ACROBAT
Welcome to the AutomatiC Registration Of Breast cAncer Tissue (ACROBAT) challenge website! The ACROBAT challenge will be held at MICCAI 2023. We are looking forward to your contribution and hope to see you in Vancouver!
Overview
The ACROBAT challenge aims to advance the development of whole-slide-image (WSI) registration algorithms that can align WSIs of breast cancer tissue sections that were stained with immunohistochemistry (IHC) to corresponding tissue regions that were stained with haematoxylin and eosin (H&E). In order to evaluate usefulness of developed methods on real-world data, all slides in this challenge originate from routine diagnostic workflows.
Sponsors
If you are interested in sponsoring prizes for this challenge, please reach out to us.
Motivation
Registration across multiple stains can be an enabling technology both for research and diagnostics. There are e.g. several studies [1]–[4] that use IHC as a local label to train subsequent models to predict from H&E WSIs. In diagnostic settings, it may be interesting to overlay WSIs of differently stained tissue to investigate patterns of correspondence and divergence between stains and to evaluate e.g. intra-tumor heterogeneity. Unfortunately, WSI registration is particularly challenging due to the gigapixel scale of these images. Furthermore, a few micrometers thin tissue sections easily deform during sample preparation and it is possible that parts of the tissue in WSIs of the same sample are not contained in other WSIs of that same sample, particularly if sections are not consecutive. The appearance of tissue can also differ considerably depending on the stain.

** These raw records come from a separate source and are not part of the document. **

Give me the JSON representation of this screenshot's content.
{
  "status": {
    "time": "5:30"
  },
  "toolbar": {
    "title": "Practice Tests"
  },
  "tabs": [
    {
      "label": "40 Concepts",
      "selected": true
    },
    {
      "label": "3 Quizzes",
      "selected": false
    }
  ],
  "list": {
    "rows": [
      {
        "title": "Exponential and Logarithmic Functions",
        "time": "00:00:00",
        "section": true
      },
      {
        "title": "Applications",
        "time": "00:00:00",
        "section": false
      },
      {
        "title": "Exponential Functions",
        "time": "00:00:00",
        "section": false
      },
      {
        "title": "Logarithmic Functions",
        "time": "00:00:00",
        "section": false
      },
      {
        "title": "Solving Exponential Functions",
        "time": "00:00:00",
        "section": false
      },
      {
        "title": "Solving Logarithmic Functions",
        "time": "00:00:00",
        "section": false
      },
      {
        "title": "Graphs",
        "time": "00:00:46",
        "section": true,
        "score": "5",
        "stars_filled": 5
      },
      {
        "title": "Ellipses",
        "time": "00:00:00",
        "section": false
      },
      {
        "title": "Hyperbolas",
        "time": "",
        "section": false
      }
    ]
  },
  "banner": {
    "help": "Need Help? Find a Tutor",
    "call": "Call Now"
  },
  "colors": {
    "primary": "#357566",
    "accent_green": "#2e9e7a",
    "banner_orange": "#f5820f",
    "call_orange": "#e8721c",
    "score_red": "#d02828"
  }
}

Multi-stain WSI registration is therefore an active field of research and has previously been addressed in the ANHIR[5] challenge, which has led to the publication of algorithms and code for several registration methods. However, it is unclear how the competing and other current WSI registration methods would perform on a real-world data set from routine clinical workflows, where artifacts such as glass cracks, pen marks or air bubbles are common. Furthermore, the broad application of registration algorithms requires solutions that do not rely on a large number of manually generated paired landmarks for algorithm tuning but that can be optimized only with matched images.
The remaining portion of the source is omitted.